# Magnetostatic energy density — derivation without introducing induchance?

I was looking for a derivation of the expression for the energy density at any point in a static magnetic field. I do know that it is $\dfrac {1}{2 \mu_0}\left|\vec{B}\right|^2$ -- I was just wondering if there was a derivation that could be built up the way one derives the energy density $\dfrac {\epsilon_0}{2}\left|\vec{E}\right|^2$ at any point in an electric field, by considering the energy needed to build up a 'source' charge bit by infinitesimal bit.
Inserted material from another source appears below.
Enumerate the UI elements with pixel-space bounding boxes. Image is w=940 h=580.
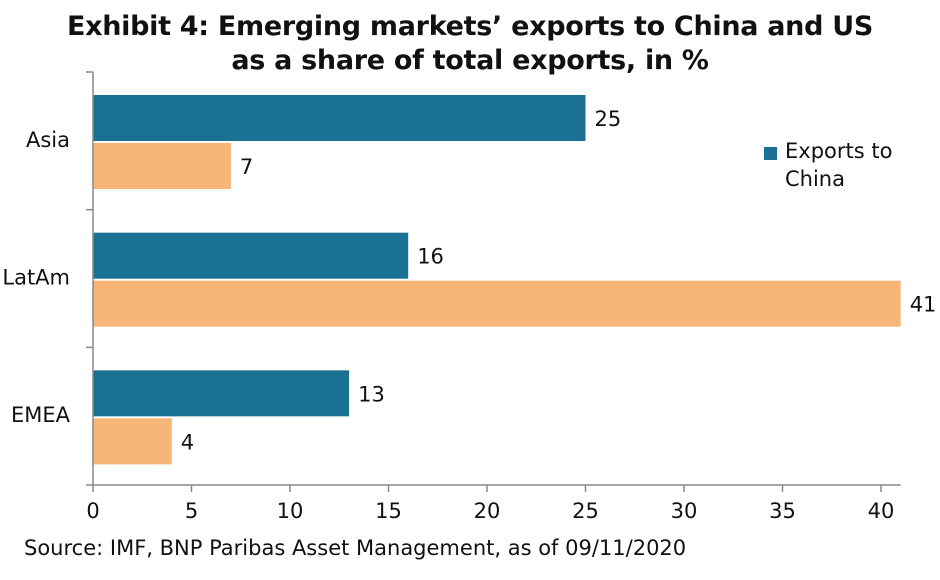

Whatever proof I have come across seems to bring inductance into the picture -- is there a way of doing it without that? I ask because the corresponding proof for the electric field does not seem to need the definition of capacitance anywhere...

Thanks...

-
Try taking two parallel sheets of current, finding their force on each other, and calculating the mechanical work required to move them farther or closer. –  Ben Crowell Jun 16 '13 at 19:34
@BenCrowell the comments are meant to be used to comment on the question, rather than to provide an answer. –  Larry Harson Jun 16 '13 at 21:14
@LarryHarson: I could be mistaken, but I think it's pretty common that when you have something that's not a full answer, but may be helpful, you post it as a comment. –  Ben Crowell Jun 16 '13 at 23:19
@BenCrowell it's tolerated but not encouraged for reasons given in answering in comments –  Larry Harson Jun 17 '13 at 0:33
This website starts with a proof by by introducing inductance, then considers a second proof that doesn't require inductance. farside.ph.utexas.edu/teaching/em/lectures/node84.html –  David 16 mins ago

Hi @sybtc -- in the Wikipedia article you've mentioned, I could find the explanation for $\vec{E}\cdot\vec{J}$ part of Poynting's theorem, but $|\vec{B}|^2/2\mu_0$ as energy density, or at least $\dfrac {\vec{B}}{\mu_0}\cdot\dfrac{\partial \vec{B}}{\partial t}$ as the density of reactive power, seems to be assumed. Hence my question... –  Avijit Mar 18 '13 at 18:49
You can certainly do the derivation without resorting to the inductance. When it comes about to consider the contributions of induced electromotive forces $V_i$ you can consider that $$V_i=-\frac{\Phi}{dt}$$ where $Phi$ is the flux of the magnetic field $B$ through the surface of the circuit you're considering. You can find a derivation according to this line of reasoning in the text from Stratton.